“He’s gonna be the best.”
“We can expect great things from her.”
“They’re gonna be big”
“It’s got so much potential.”
People take pride in their potential. When someone hands them a compliment about the brightness of their future, a modest smile spreads across the face of the recipient. The chest puffs, the shoulders are drawn back.
But potential also means pressure. It means expectations. It means that you’re supposed to fulfil it. And it means there’s still room to fuck it up.
If you have potential, it means you haven’t done anything. It means that you might have the stuff. It means you could be great. But the gap between now and then is filled with your actions, your decisions.

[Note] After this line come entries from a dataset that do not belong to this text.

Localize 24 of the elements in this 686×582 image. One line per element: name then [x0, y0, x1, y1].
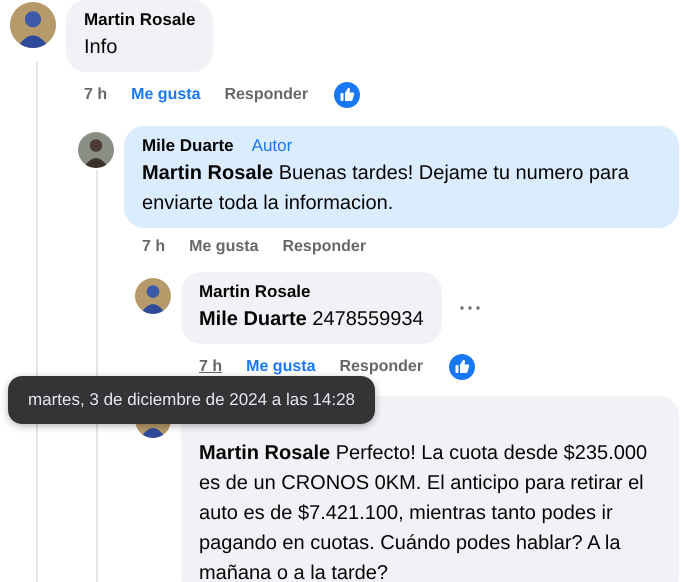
author-name[interactable]: Mile Duarte	[142, 136, 234, 156]
thumbs-up-icon[interactable]	[449, 354, 476, 380]
comment-text: Info	[84, 35, 118, 60]
like-link[interactable]: Me gusta	[131, 86, 200, 104]
comment-text: Martin Rosale Buenas tardes! Dejame tu numero para enviarte toda la informacion.	[142, 161, 630, 216]
reply-link[interactable]: Responder	[224, 86, 308, 104]
author-name[interactable]: Martin Rosale	[84, 10, 196, 30]
reply-link[interactable]: Responder	[282, 238, 366, 256]
avatar[interactable]	[10, 2, 56, 48]
avatar[interactable]	[78, 132, 114, 168]
author-label: Autor	[252, 136, 292, 156]
date-tooltip: martes, 3 de diciembre de 2024 a las 14:28	[8, 376, 375, 424]
like-link[interactable]: Me gusta	[189, 238, 258, 256]
more-options-icon[interactable]	[460, 306, 480, 310]
reply-link[interactable]: Responder	[339, 358, 424, 376]
timestamp-link[interactable]: 7 h	[84, 86, 108, 104]
thumbs-up-icon[interactable]	[334, 82, 360, 108]
author-name[interactable]: Martin Rosale	[199, 282, 310, 302]
like-link[interactable]: Me gusta	[246, 358, 316, 376]
comment-text: Martin Rosale Perfecto! La cuota desde $235.000 es de un CRONOS 0KM. El anticipo para retirar el auto es de $7.421.100, mientras tanto podes ir pagando en cuotas. Cuándo podes hablar? A la mañana o a la tarde?	[199, 441, 648, 582]
timestamp-link[interactable]: 7 h	[199, 358, 222, 376]
timestamp-link[interactable]: 7 h	[142, 238, 166, 256]
avatar[interactable]	[135, 278, 171, 314]
comment-text: Mile Duarte 2478559934	[199, 307, 424, 332]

When someone says you have potential, it isn’t praise. It’s counsel. They’re just leaving out the second part of the sentence: “You have potential, don’t mess it up.”
History is littered with the corpses of people whose potential remained unfulfilled. People who could’ve been so much more than they were. And I’m not talking fame or money or reputation. I’m talking about skills, abilities, and of course, character.
When we’re younger, even if no one tells us it, we have potential. We could be this or that. But usually, we don’t get that far. We become mere shadows of what we could of been.
Which is sad.
How you go about changing that is the great riddle of parenting and the educational system. How do we help our children grow up to be their best?
I think you could start from the realisation that potential is nothing. It’s Monopoly money. It cannot buy anything in the real world. It’s no substitute for learning, for action, for experience, for courage, for skill, for character.
As Ralph Waldo Emerson says, “cinders and smoke there may be, but not yet flame.”
If you have potential, it means the fire is set, but not yet burning. It’s your job to ensure that it catches.